The solution is to use the template form of user defined literals and sum up the number manually, multiplying the sum based on the already parsed digits by 10.
I wrote a detailed version of this self-answer here: http://scrupulousabstractions.tumblr.com/post/38460349771/c-11-type-safe-use-of-integer-user-defined-literals
template<char... Chars>
int operator"" _steps(){
return {litparser<0,Chars...>::value};
}
Litparser is a little template meta-program which takes a list of characters as arguments expanded from the input characters held by the Chars parameter pack.

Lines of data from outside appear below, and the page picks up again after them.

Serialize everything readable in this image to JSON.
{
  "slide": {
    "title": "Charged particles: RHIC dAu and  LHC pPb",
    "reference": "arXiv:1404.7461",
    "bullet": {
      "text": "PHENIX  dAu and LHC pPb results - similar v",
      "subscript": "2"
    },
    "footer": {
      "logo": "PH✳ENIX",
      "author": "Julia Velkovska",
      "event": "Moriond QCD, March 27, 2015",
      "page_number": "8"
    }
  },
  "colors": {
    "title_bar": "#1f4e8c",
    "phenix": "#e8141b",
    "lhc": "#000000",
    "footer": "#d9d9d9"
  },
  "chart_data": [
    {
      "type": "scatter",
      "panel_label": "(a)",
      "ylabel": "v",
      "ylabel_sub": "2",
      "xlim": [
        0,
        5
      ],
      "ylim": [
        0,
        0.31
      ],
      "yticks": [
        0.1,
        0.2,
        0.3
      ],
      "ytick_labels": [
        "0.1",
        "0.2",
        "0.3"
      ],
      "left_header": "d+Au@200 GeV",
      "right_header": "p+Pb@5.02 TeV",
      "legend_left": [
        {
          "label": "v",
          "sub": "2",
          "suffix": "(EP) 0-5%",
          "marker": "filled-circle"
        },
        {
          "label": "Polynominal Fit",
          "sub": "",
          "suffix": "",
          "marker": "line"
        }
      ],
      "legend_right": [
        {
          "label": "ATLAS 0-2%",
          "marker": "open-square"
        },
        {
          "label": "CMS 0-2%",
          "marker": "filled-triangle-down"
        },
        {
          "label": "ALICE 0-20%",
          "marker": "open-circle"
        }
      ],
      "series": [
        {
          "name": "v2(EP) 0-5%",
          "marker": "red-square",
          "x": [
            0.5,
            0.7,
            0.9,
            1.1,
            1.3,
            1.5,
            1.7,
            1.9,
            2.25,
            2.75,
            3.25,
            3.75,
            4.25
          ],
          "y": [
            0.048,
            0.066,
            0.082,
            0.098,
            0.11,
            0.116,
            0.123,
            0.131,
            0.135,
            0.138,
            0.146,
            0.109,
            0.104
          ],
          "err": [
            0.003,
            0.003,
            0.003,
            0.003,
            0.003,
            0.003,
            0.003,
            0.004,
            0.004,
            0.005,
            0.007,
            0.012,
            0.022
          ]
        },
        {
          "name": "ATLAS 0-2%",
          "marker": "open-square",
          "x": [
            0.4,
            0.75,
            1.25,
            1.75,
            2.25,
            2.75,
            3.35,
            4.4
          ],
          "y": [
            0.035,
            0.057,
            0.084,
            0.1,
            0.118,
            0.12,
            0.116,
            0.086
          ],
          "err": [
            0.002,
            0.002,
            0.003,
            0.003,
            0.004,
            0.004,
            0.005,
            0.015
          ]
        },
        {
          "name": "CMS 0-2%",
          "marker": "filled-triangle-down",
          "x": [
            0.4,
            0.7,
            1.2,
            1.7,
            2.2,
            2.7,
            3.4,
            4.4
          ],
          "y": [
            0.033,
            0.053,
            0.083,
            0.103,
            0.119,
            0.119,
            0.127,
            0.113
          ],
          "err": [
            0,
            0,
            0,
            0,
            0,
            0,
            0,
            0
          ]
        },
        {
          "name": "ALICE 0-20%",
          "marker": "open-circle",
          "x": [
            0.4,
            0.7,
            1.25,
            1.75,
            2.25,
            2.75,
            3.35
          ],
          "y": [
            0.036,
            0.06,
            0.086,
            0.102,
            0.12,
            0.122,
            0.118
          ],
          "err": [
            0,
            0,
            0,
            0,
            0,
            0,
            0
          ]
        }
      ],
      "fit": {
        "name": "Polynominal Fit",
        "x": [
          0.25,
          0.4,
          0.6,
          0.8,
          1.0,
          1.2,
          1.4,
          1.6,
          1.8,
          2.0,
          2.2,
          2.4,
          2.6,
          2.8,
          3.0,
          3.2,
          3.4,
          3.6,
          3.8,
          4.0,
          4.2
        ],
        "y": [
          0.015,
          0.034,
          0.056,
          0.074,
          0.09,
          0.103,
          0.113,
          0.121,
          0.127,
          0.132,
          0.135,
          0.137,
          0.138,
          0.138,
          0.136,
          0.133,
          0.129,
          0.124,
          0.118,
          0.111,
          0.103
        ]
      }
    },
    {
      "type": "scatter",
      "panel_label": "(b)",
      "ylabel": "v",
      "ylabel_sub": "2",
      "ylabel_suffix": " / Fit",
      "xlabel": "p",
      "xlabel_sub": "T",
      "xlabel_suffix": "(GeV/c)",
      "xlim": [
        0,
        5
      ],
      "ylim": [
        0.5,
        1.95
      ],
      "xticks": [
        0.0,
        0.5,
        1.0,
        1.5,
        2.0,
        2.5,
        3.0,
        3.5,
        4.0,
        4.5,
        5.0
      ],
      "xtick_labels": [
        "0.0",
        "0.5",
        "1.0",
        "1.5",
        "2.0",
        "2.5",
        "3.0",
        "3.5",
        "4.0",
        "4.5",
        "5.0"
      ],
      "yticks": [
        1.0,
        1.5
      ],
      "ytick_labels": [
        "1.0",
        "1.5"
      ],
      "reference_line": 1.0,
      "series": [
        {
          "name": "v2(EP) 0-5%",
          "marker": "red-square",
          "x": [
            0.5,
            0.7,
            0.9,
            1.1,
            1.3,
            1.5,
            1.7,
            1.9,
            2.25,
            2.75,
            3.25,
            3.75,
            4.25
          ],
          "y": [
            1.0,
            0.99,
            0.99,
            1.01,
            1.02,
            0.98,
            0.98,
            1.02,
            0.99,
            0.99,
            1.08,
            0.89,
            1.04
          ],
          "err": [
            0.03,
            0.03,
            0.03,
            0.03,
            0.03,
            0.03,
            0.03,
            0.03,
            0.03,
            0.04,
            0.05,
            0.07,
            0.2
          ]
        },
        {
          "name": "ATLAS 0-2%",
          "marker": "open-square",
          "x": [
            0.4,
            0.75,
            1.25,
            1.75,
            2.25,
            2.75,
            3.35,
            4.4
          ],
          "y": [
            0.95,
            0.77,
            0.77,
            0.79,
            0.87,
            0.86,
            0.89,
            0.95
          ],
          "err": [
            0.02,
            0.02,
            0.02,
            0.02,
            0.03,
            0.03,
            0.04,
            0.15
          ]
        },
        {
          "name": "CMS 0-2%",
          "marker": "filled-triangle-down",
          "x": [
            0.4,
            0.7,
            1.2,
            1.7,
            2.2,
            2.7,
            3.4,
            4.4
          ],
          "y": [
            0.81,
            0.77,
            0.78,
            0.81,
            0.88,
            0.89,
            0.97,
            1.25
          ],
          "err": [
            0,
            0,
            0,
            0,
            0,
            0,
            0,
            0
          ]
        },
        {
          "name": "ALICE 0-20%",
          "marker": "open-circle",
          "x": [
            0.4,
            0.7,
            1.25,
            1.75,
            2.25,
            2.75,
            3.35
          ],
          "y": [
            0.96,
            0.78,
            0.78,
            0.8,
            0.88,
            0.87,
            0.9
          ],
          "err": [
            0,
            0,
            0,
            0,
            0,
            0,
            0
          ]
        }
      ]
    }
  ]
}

typedef unsigned long long ULL;
// Delcare the litparser
template<ULL Sum, char... Chars> struct litparser;
// Specialize on the case where there's at least one character left:
template<ULL Sum, char Head, char... Rest>
struct litparser<Sum, Head, Rest...> {
// parse a digit. recurse with new sum and ramaining digits
static const ULL value = litparser<
(Head <'0' || Head >'9') ? throw std::exception() :
Sum*10 + Head-'0' , Rest...>::value;
};
// When 'Rest' finally is empty, we reach this terminating case
template<ULL Sum> struct litparser<Sum> {
static const ULL value = Sum;
};
constexpr functions may be executed at compile time; that is, they are eligible to be used in constant expressions. If they're not used in a constant expression, there's no point executing them at compile time, although I think it's allowed.
Since you're not allowed to declare a parameter as constexpr (section 7.1.5/1) [1], I don't think there is any way to force evaluation of operator "" _X(unsigned long long) at compile time, but you can probably do it with template<char...> operator "" _X()
If the constexpr function is called within a constant expression, the argument will be a constant expression (and if it is not, then the call is not a constant expression). However, you cannot force the call to be a constant expression by declaring the parameter to be constexpr, because you're not allowed to declare parameters as constexpr, see reference to standard.
[Note 1]: Thanks to #LightnessRacesInOrbit for searching the standard to justify the claim in paragraph two.
Constexpr functions need not be executed at compile-time. But your goal can be achieved. For better understanding of the problem, and an example how to create a iteral that is always evaluated at compile-time, I recommend this post.